Microsoft may backtrack on Start button in Windows 8

Analysts urge company to recant design ideology as nod to customer complaints

By , Computerworld |  Windows

And they voted with their wallets, either by staying away from Windows 8 -- and shying from any new PC purchases -- or if forced to the new OS, by supporting a cottage industry of third-party add-ons that restored both boot-to-desktop and the Start button. StarDock, for example, claimed earlier this year that its $5 Start8 add-on had been downloaded 3 million times, with thousands of people trying it daily.

Even with that on the line, StarDock CEO Brad Wardell applauded Microsoft's presumed move. "I hope Microsoft adds back the Start button and a boot to desktop option," said Wardell in an email Tuesday. "While we would miss the short-term revenue boost of Start8, it is important to keep the Windows software ecosystem healthy and growing."

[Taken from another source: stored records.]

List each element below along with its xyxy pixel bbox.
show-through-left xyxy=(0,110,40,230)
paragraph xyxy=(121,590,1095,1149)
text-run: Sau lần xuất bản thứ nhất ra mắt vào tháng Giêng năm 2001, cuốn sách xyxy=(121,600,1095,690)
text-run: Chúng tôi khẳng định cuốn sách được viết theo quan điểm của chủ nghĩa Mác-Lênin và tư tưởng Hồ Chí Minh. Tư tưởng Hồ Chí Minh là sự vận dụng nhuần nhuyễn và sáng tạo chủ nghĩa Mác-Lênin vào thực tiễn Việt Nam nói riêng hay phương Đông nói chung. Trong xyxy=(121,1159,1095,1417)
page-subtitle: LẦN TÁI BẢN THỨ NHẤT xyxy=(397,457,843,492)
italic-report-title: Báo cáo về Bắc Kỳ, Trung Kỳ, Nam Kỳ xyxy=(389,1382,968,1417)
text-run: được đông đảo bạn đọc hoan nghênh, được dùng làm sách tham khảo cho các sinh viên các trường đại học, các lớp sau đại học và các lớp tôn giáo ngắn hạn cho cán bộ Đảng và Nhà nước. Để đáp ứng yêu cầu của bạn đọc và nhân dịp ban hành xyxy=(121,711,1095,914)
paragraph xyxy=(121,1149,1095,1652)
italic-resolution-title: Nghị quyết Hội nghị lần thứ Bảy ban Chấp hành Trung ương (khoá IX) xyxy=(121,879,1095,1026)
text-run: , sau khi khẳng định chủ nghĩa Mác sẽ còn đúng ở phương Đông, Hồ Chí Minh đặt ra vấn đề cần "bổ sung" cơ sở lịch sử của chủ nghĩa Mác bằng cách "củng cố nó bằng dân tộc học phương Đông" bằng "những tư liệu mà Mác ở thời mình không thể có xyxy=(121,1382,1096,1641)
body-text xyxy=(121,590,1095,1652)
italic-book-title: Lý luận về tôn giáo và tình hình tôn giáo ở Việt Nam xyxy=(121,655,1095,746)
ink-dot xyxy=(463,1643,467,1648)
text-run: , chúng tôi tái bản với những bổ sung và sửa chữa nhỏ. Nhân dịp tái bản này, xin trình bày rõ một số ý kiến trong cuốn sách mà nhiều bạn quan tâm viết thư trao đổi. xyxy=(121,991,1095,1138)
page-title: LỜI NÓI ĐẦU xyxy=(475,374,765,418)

The talk today suggests that Microsoft has rethought not only the design of Windows 8, but also its strategy.

"The feedback they've had should tell them that people are not ready to live in the Modern UI, so they need to make [Windows 8's desktop] as good as, if not better, than Windows 7," said J.P. Gownder, an analyst with Forrester Research. "When the tipping point happens, perhaps in a couple of years as the Windows Store fills up, when all the key apps are there, then they can rethink."

And withdraw the Start button yet again, Gownder meant.

Most outside Microsoft believe the company's decision stemmed from a misguided touch-first doctrine, fueled by the belief that only if customers were forced to run apps would they buy apps, and that only by coercing them could Microsoft quickly create a pool of users large enough to attract app developers to the new platform.

Gownder understood that thinking, even appreciated it, but still said it had been wrong.

"I understand Microsoft wanting to drive charms," Gownder said, referring to the set of persistent icons for chores such as searching, sharing content or accessing the OS settings. "There is an argument toward design purity, to reimagine Windows, and that people must become comfortable with the charms. That's legitimate. But the overwhelming feedback was that perhaps the train was taking off a little too early."

Moorhead argued that backpedaling wouldn't significantly hurt Microsoft's push toward an app ecosystem.

"This is very positive, because it doesn't take away from the experience of 'Metro,' " he said, using the older term for the Modern UI. " It just gives users a way to get back to Metro that's obvious. It doesn't say anything about Metro, doesn't say it's good or bad. It doesn't change that argument at all."